Focus on the use of the following groups:
① cases of human infection with H7N9 avian influenza;
② rapid detection of influenza virus antigen positive for influenza-like illness;
③ rapid detection of influenza virus antigen negative or unconditional detection ILI, with the following circumstances, should the use of antiviral drugs:
A. with suspected or confirmed cases have a history of close contact (including health care) flu-like symptoms;
B. clusters of influenza-like illness;
C.1 weeks ILI contact with poultry;
D. There ILI chronic heart and lung disease, old age, pregnancy and other conditions;
E. rapid progress and the clinical condition requires the use of ILI think antivirals;
F. Other unexplained pneumonia cases.
(3) considered necessary for the clinical use of antiviral drugs cases, even if the incidence of more than 48 hours should be used.
2 neuraminidase inhibitors:
(1) oseltamivir (Oseltamivir): adult dose of 75mg twice daily, 5 to 7 days of treatment, the dose may be doubled in severe cases, treatment may be extended more than doubled. 1 year of age and older pediatric patients should be administered according to body weight: underweight 15Kg who I 30mg twice daily; weighing 15 ~ 23Kg who I 45mg twice daily; weighing less than 23 ~ 40Kg who I 60mg daily 2; weighing more than 40Kg who I 75mg twice daily.
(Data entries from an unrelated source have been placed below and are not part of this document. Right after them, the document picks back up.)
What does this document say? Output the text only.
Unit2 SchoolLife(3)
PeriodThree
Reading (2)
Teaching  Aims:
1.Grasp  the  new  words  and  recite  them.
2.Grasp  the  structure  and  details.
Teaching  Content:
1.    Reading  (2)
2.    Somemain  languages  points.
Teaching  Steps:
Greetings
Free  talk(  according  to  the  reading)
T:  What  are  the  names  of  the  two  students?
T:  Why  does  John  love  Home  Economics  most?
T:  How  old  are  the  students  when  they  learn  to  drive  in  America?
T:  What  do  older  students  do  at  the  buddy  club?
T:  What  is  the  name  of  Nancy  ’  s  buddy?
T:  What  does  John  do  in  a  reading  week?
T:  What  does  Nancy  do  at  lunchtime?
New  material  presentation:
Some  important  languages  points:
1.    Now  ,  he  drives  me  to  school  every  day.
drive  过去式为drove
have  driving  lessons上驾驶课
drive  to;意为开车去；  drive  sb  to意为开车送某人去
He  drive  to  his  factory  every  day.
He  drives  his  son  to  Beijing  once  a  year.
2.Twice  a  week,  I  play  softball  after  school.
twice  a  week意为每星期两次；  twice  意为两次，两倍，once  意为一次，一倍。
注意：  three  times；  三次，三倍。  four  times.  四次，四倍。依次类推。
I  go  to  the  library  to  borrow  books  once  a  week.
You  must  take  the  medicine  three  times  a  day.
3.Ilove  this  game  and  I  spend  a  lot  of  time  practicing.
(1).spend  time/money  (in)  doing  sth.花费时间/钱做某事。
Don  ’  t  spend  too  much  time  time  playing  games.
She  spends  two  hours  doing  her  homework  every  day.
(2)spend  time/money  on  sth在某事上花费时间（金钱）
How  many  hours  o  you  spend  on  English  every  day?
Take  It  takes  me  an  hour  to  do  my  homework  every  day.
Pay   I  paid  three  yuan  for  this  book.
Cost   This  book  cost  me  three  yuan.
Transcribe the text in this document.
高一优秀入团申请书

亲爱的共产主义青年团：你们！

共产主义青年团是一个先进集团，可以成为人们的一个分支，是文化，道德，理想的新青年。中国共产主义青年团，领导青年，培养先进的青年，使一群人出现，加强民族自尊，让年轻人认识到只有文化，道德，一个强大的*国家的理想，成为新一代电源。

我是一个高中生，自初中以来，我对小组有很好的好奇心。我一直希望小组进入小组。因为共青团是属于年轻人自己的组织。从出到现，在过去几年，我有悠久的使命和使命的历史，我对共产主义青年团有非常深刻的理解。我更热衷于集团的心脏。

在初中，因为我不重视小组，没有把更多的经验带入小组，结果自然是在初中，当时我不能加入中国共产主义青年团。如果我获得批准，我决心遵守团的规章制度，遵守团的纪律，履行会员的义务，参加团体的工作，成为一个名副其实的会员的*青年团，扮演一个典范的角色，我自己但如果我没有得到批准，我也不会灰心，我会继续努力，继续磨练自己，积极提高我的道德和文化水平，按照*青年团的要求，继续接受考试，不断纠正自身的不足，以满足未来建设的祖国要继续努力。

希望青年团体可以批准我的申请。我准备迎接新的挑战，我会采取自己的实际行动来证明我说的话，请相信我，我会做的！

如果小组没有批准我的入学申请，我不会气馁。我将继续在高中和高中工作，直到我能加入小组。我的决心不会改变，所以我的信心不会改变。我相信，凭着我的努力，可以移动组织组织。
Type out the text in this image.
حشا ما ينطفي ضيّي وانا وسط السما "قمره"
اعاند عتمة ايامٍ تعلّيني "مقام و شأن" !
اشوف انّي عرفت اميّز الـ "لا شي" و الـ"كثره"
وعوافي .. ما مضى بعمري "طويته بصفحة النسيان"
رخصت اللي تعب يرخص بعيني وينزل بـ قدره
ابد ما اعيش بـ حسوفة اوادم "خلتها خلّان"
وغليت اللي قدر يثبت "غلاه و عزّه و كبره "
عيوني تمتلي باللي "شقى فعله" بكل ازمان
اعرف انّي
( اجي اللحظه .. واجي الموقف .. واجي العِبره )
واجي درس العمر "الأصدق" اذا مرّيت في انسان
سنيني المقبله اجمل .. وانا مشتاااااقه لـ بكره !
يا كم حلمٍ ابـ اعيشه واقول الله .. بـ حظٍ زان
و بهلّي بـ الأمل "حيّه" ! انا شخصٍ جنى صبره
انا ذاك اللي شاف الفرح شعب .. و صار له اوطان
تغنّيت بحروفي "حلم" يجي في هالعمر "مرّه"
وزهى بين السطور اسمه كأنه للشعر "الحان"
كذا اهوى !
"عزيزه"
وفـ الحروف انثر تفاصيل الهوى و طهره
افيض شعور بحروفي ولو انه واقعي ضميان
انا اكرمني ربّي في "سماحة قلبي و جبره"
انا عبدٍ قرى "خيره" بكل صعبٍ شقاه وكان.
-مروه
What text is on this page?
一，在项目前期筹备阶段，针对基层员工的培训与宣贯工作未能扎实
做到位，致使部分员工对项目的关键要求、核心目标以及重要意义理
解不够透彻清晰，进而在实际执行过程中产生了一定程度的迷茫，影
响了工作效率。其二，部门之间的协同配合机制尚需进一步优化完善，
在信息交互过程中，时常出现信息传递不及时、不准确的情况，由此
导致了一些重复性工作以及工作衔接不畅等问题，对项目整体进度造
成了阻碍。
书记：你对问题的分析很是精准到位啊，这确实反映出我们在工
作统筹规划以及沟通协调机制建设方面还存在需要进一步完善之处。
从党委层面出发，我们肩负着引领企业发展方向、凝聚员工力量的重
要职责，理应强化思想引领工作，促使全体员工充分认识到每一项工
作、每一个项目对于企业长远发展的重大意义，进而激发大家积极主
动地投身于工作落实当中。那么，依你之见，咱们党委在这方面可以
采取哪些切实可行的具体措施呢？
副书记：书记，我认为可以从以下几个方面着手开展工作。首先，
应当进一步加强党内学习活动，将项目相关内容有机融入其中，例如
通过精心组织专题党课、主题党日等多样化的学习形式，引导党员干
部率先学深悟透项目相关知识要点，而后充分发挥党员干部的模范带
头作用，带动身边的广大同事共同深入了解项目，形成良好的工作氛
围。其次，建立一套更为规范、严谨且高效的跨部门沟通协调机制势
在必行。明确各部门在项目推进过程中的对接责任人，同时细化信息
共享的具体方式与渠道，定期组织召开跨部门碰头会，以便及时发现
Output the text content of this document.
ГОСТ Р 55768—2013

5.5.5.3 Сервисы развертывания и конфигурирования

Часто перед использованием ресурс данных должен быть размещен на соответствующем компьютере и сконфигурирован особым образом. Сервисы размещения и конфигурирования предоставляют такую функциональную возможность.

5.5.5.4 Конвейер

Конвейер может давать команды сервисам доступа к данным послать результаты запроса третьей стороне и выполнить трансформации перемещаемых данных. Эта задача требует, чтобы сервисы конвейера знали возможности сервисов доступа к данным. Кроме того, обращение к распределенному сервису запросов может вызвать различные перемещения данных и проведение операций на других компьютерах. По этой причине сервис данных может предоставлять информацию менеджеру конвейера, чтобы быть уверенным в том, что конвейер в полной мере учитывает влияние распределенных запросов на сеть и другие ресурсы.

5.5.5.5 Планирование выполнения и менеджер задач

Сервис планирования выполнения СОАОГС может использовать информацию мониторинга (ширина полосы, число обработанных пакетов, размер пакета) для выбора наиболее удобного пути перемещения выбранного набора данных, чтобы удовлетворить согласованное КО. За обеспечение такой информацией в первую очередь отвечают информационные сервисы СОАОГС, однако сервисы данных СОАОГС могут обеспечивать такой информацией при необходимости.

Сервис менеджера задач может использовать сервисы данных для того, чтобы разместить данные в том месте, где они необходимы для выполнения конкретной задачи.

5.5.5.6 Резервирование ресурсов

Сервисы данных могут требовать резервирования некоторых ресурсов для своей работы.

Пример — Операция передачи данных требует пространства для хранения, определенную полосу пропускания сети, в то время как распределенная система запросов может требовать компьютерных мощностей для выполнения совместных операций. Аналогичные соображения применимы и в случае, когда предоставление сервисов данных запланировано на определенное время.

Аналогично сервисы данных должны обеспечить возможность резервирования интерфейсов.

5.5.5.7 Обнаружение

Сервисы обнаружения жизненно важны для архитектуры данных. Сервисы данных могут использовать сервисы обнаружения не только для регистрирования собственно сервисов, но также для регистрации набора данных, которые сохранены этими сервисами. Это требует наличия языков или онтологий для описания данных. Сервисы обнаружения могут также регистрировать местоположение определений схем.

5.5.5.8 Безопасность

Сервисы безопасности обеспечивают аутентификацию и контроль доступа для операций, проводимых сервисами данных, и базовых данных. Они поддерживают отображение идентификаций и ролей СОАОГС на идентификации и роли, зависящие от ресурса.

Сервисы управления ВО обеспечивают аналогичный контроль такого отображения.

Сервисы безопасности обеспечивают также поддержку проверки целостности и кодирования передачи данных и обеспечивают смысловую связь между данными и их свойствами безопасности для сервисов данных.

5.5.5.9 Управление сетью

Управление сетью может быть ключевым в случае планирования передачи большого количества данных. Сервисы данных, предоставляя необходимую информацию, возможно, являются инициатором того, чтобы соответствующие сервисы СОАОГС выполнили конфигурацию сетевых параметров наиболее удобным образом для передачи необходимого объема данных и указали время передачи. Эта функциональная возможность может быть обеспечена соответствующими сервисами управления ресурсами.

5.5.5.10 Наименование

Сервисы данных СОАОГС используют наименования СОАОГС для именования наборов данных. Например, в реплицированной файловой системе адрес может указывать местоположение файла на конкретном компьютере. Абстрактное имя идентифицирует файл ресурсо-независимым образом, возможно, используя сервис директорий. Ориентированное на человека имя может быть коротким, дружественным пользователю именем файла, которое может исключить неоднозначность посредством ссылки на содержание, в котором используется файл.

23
For children have difficulty swallowing capsules, the choice of oseltamivir suspension.
(2) peramivir (Peramivir): severe cases or those unable to take oral peramivir available Sodium Chloride Injection, adult dosage is 300 ~ 600mg, intravenous infusion, 1 day, 1 to 5 days, severe cases treatment may be extended. Current clinical application of limited data, should be closely observed adverse reactions.
(3) zanamivir (Zanamivir): Adults and adolescents over the age of 7 Usage: 2 times a day, 12 hours apart; each 10mg (twice inhalation).
3 M2 ion channel blockers: current monitoring data show that all H7N9 avian influenza virus to amantadine (Amantadine) and rimantadine (Rimantadine) drug is not recommended.